La mobilité électrique, première locomotive des greentech

Plus généralement, dans la vaste catégorie des greentech, le sous secteur de la mobilité décarbonée s'affiche comme la principale locomotive. Les startups spécialisées dans le déploiement de bornes de recharge électriques, comme Driveco, e-Totel et Swish, ont multiplié les augmentations de capital au cours des derniers mois, propulsées par la régulation européenne, qui a acté la fin de la vente des moteurs thermiques à l'horizon 2035. Et cette tendance ne semble pas prête de s'arrêter, comme l'atteste la méga levée de plus de 300 millions d'euros, officialisée cette semaine par la start-up Electra.

Les jeunes pousses de l'énergie, qui constituent le deuxième levier de croissance des greentech, ont, elles, bénéficié du contexte géopolitique qui a conduit à une flambée et très forte volatilité des prix transformant, de facto, la consommation énergétique des entreprises comme un facteur de risque pour leur modèle économique. « Les entreprises ont besoin de dérisquer cette volatilité des prix de l'énergie.

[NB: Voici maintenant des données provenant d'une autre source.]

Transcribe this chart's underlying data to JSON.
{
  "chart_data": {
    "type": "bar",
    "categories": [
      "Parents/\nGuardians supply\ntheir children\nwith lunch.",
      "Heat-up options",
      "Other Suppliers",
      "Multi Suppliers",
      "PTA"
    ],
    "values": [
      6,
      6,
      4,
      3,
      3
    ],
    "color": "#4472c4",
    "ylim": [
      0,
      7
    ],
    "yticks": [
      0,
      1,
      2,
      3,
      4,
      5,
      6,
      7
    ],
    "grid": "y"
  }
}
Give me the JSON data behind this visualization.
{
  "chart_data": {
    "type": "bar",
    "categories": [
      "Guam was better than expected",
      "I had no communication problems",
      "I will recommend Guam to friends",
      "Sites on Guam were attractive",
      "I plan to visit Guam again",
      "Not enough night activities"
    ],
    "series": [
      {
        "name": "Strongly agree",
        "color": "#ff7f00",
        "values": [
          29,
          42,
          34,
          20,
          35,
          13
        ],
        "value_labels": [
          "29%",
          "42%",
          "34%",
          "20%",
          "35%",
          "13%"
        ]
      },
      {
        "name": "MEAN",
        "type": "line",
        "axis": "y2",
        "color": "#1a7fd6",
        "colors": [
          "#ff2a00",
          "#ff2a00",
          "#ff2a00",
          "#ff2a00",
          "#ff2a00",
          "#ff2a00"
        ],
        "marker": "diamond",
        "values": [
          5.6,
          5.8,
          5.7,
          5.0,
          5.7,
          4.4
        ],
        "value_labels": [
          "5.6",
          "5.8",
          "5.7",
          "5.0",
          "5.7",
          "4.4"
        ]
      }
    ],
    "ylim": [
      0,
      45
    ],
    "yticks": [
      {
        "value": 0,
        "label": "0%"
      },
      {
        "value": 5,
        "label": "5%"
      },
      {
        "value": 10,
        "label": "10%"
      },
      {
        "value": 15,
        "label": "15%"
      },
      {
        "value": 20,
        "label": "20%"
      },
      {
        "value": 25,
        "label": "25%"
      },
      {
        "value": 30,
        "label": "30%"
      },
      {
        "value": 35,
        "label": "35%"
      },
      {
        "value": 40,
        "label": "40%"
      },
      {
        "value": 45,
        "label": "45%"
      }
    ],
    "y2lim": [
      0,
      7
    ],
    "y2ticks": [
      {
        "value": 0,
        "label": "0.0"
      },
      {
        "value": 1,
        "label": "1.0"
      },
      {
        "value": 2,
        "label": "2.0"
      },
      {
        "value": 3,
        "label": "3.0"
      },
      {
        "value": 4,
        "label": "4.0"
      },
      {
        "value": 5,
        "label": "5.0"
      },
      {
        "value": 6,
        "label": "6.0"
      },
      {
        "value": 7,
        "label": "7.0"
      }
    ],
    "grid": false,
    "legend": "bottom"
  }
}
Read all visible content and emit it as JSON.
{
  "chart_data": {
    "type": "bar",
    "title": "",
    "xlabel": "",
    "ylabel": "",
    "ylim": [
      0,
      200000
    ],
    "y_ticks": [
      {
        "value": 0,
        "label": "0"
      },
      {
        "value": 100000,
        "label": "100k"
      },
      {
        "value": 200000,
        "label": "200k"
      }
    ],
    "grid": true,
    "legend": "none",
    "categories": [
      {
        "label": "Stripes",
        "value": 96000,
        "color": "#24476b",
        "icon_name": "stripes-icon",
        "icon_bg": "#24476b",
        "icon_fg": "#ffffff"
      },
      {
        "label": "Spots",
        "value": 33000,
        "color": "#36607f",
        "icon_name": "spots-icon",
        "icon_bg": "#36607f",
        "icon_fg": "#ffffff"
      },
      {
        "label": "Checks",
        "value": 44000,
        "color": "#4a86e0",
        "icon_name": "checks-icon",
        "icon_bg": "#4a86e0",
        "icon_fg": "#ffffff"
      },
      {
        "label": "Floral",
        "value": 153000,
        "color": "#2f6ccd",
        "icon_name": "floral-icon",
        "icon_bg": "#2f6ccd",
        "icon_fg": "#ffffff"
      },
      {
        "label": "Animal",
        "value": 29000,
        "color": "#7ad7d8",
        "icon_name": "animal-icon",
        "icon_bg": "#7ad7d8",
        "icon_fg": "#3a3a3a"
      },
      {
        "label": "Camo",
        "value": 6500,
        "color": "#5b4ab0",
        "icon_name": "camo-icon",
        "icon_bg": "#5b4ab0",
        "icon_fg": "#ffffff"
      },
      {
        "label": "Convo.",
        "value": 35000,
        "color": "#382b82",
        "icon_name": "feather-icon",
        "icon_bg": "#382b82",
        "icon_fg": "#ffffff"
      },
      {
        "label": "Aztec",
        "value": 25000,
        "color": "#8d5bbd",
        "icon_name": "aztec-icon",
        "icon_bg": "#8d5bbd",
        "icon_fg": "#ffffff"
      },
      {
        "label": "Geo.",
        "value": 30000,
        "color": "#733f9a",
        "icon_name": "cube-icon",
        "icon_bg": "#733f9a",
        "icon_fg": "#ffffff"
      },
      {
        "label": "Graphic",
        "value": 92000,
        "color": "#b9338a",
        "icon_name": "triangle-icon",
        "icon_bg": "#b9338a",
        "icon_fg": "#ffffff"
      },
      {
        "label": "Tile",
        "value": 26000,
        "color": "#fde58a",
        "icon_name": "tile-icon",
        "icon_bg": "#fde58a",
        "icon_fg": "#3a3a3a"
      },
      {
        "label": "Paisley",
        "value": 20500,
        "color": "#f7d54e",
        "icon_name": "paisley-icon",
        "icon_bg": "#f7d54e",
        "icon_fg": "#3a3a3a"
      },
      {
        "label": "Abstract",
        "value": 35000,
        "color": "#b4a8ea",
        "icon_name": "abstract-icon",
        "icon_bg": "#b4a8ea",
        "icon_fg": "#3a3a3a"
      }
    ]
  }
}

Le premier levier c'est l'efficacité énergétique et le second c'est le recours aux énergies renouvelables », justifie Sophie Paturle Guesnerot.

Ainsi, outre la levée de fonds de Mylight150, figurent celle d'Accenta (108 millions d'euros), qui mise sur le stockage géothermique pour décarboner les bâtiments, comme la start-up Celsius, spin-off du groupe SLB, le tour de table d'Eléments (50 millions d'euros), positionné sur le solaire, l'éolien et l'hydroélectrique, ou encore l'augmentation de capital de Sweetch Energy (25 millions d'euros), qui entend exploiter l'énergie issue de la rencontre entre l'eau douce et l'eau salée dans tous les deltas et estuaires de la planète.

Consolidation du marché

Autre fait notable, le montant du ticket moyen investi dans les greentech a significativement augmenté en 2023. « C'est le cas au sein de Demeter IM, mais aussi chez les autres investisseurs. C'est une vraie tendance de marché », assure Sophie Paturle Guesnerot, alors même que le ticket moyen toutes catégories confondues a, lui, chuté de 36% sur la même période. « Ces entreprises ont atteint une certaine maturité et ont besoin de plus d'argent pour continuer leur développement. Par ailleurs, le marché accélère. Pour figurer parmi les acteurs qui avancent le plus vite, les entreprises ont besoin d'avoir les ressources financières suffisantes. Enfin, les business angels accompagnent, eux aussi, les sociétés avec des montants plus importants. Nous finançons alors les entreprises à un stade de plus avancé », explique la dirigeante.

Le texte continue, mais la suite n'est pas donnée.